Not everyone is a fan of Brad DeLong, but one positive facet of his blogging is the ample H.P. Lovecraft references. Usually it's just in the title, and not obvious (probably quite confusing) to people not familiar with the early twentieth century horror writer. But I appreciate it! He had two in a row recently - here it comes up in blogging on the G-20, and here it comes up in a discussion of Sen. Ben Nelson.
There's actually a little to say about Lovecraft and economics. He lived from 1890 to 1937, and in 1933 he was interviewed by the WPA about his work. Not only was Lovecraft a small part of this New Deal program, he declared in this interview that "politically I am a Democrat. I support President Roosevelt and the New Deal programs." He goes on, "but more importantly I am a New Englander, by birth and allegiance. I am a Rhode Islander, a son of Providence." Later in the interview, he discusses the relationship between books and movies, and expresses his doubt that movies can ever be made of books. This is clearly an artist's perspective, and perhaps forgiveable given the novelty of movies at the time. An economist would understand that artistic proclivities don't always dictate the kinds of movies that people demand (and of course one can also challenge Lovecraft on artistic grounds).

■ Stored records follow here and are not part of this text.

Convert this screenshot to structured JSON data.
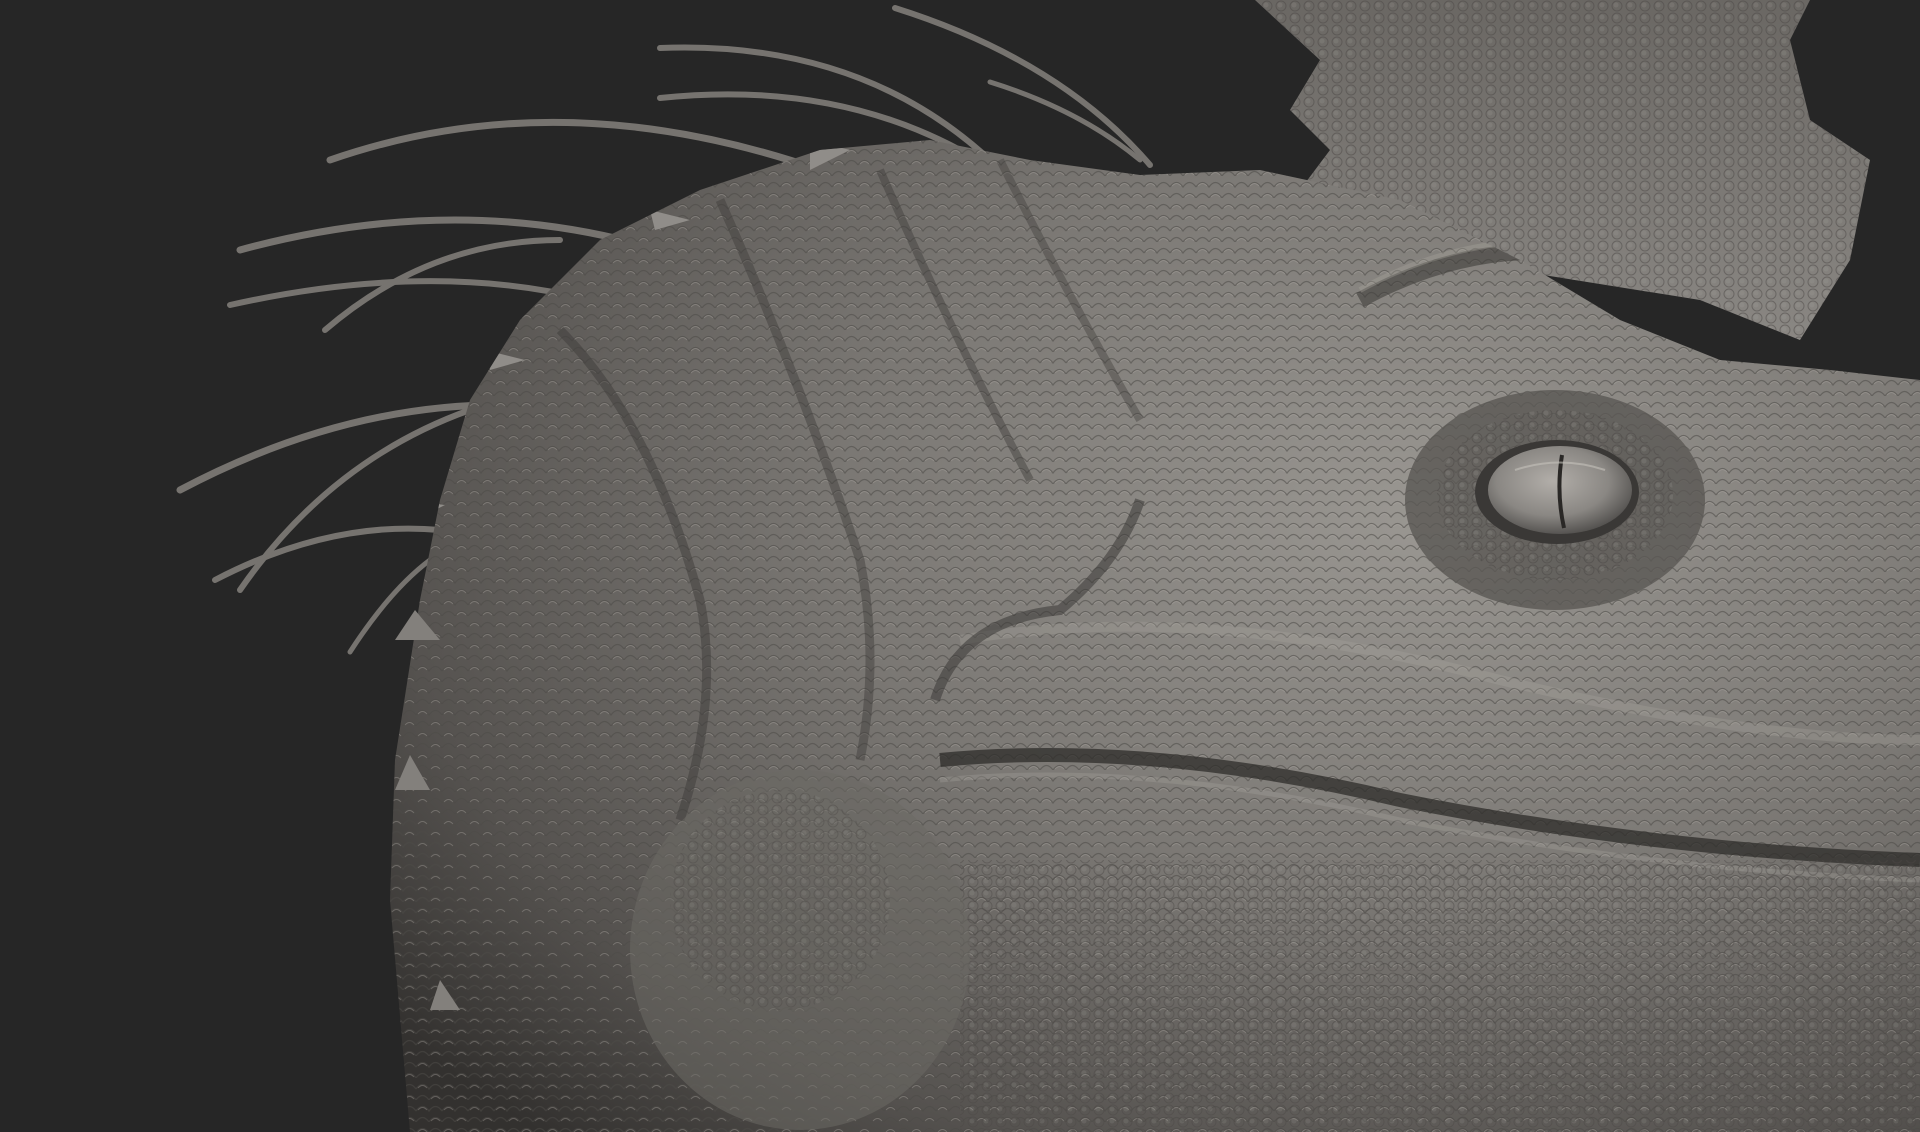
{
  "scene": {
    "subject": "sculpted-creature-head",
    "background_color": "#262626",
    "material_color": "#7d7a76",
    "material_highlight": "#c4c0ba",
    "material_shadow": "#2f2d2b",
    "eye_color": "#8d8a86"
  }
}
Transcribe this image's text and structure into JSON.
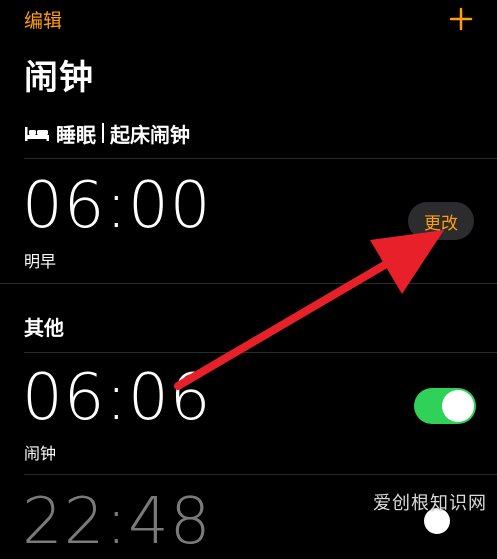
{
  "nav": {
    "edit_label": "编辑",
    "add_icon": "plus-icon"
  },
  "page": {
    "title": "闹钟"
  },
  "sleep": {
    "icon": "bed-icon",
    "label_left": "睡眠",
    "label_right": "起床闹钟",
    "time": "06:00",
    "sublabel": "明早",
    "change_label": "更改"
  },
  "other": {
    "section_title": "其他",
    "alarms": [
      {
        "time": "06:06",
        "label": "闹钟",
        "enabled": true
      },
      {
        "time": "22:48",
        "label": "",
        "enabled": true
      }
    ]
  },
  "watermark": {
    "text": "爱创根知识网"
  },
  "colors": {
    "accent": "#ff9f0a",
    "toggle_on": "#30d158",
    "annotation_arrow": "#e8202a"
  }
}
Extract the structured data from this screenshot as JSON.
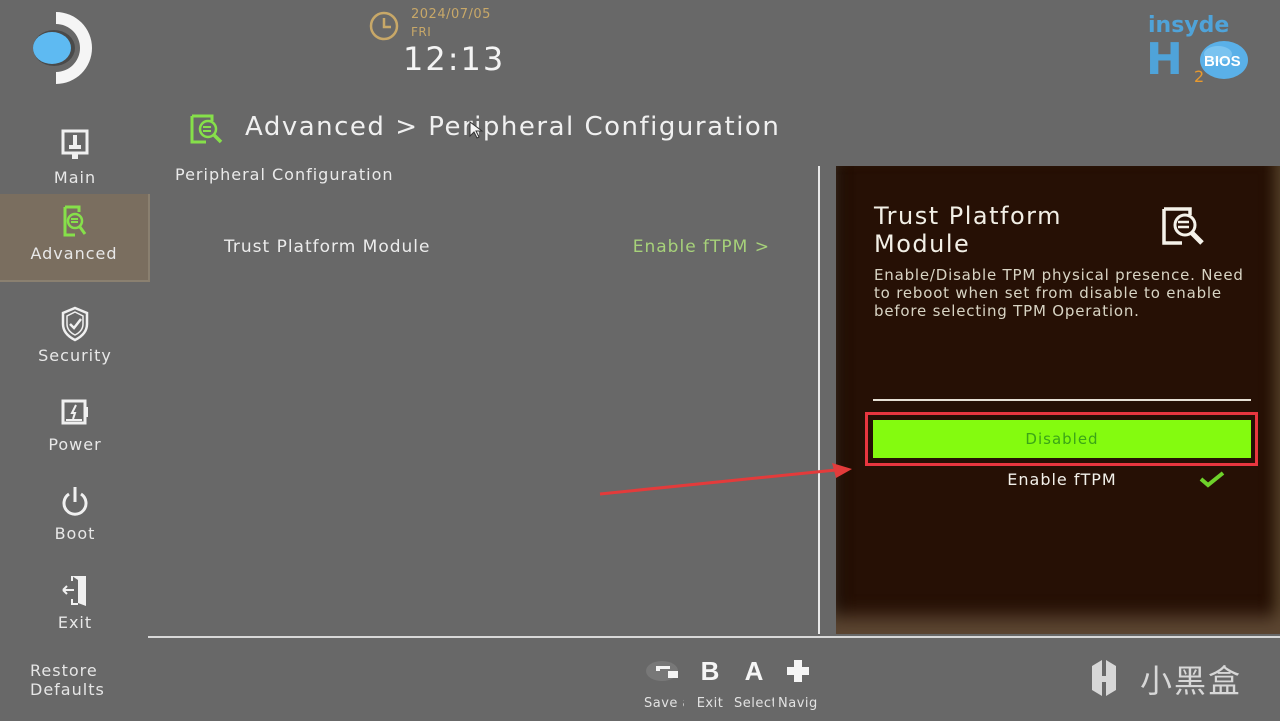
{
  "header": {
    "date": "2024/07/05",
    "day": "FRI",
    "time": "12:13",
    "brand_logo": "insyde-h2o-bios-logo",
    "brand_text_top": "insyde",
    "brand_text_h": "H",
    "brand_text_sub": "2",
    "brand_text_bios": "BIOS"
  },
  "sidebar": {
    "items": [
      {
        "label": "Main",
        "icon": "monitor-icon",
        "active": false
      },
      {
        "label": "Advanced",
        "icon": "document-search-icon",
        "active": true
      },
      {
        "label": "Security",
        "icon": "shield-check-icon",
        "active": false
      },
      {
        "label": "Power",
        "icon": "battery-bolt-icon",
        "active": false
      },
      {
        "label": "Boot",
        "icon": "power-icon",
        "active": false
      },
      {
        "label": "Exit",
        "icon": "door-exit-icon",
        "active": false
      }
    ],
    "restore_defaults": [
      "Restore",
      "Defaults"
    ]
  },
  "breadcrumb": {
    "path": "Advanced > Peripheral Configuration",
    "parts": [
      "Advanced",
      ">",
      "Peripheral Configuration"
    ]
  },
  "main": {
    "section_title": "Peripheral Configuration",
    "settings": [
      {
        "label": "Trust Platform Module",
        "value": "Enable fTPM >"
      }
    ]
  },
  "help_panel": {
    "title_line1": "Trust Platform",
    "title_line2": "Module",
    "description": "Enable/Disable TPM physical presence. Need to reboot when set from disable to enable before selecting TPM Operation.",
    "options": [
      {
        "label": "Disabled",
        "highlighted": true,
        "checked": false
      },
      {
        "label": "Enable fTPM",
        "highlighted": false,
        "checked": true
      }
    ]
  },
  "hints": [
    {
      "key": "toggle-icon",
      "label": "Save and"
    },
    {
      "key": "B",
      "label": "Exit"
    },
    {
      "key": "A",
      "label": "Select"
    },
    {
      "key": "dpad-icon",
      "label": "Navigation"
    }
  ],
  "watermark": {
    "text": "小黑盒"
  },
  "colors": {
    "accent_green": "#84fb0f",
    "value_green": "#a7d27a",
    "annotation_red": "#e8363f",
    "panel_bg": "#261005",
    "date_gold": "#c8a868"
  }
}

An economist appears at least once that I know of in Lovecraft's stories; Nathaniel Wingate Peaslee is a professor of political economy at Miskatonik University before he is driven to madness. His descent into madness was apparently initiated while teaching - the course, we are told, was "Political Economy VI - history and present tendancies of economics". This was in 1908. If Peaslee was familiar with present tendancies, he almost certainly was familiar with the work of J.B Clark, an American marginalist and opponent of Bohm-Bawerk in the early capital controversy, whose work on marginal productivity had been published by that time. By that time Clark would have been well established at Columbia, but he had previously taught in Massachusetts - the location of Miskatonik University. We can be fairly certain that Peaslee was familiar with Clark and other American marginalists because he refers to W.S. Jevons in his lectures. In 1908 a sudden amnesia overtakes Peaslee, and he is mentally transported to another world for the next five years. In 1913 he comes out of the amnesia, continuing the lecture precisely where he left off. And apparently, he left off at Jevons. Coming out of the amnesia, he continued:
"...of the orthodox economists of that period, Jevons typifies the prevailing trend toward scientific correlation. His attempt to link the commercial cycle of prosperity and depression with the physical cycle of the solar spots forms perhaps the apex of..."
This is a reference to work Jevons did in the 1870s. I'd take some issue with Jevons's characterization here. There was nothing "typical" or "orthodox" about Jevons at this time, at least in Britain and America. What was more typical was Ricardo and Mill, and later Marshall's reworking of marginalism, as well as American institutionalists. But no matter - even if Peaslee mischaracterizes the 1870s, marginalism had made its mark by 1908 (or I suppose in this case 1913).
All this comes from the story The Shadow Out of Time. Not only is this a great one because its main character is an economist - it also has (probably unknowingly) a very economic theme: what Keynes called "the dark forces of time and ignorance that envelope our future". Peaslee is taken to another world by beings that can switch consciousnesses with other life-forms across time and space. These beings are not constrained by Keynes's "dark forces of time and ignorance," and so therefore probably live in a much different society than ours (perhaps one more consistent with Classical economics in that sense!). When Peaslee returns he has no idea what has happened to him, and he abandons economics and begins studying psychology - which of course is the direction that Keynes turned to when he realized the significance of these dark forces for the economy. Traditional economics could only get him so far - psychology, he realized, had to do a lot of work as well.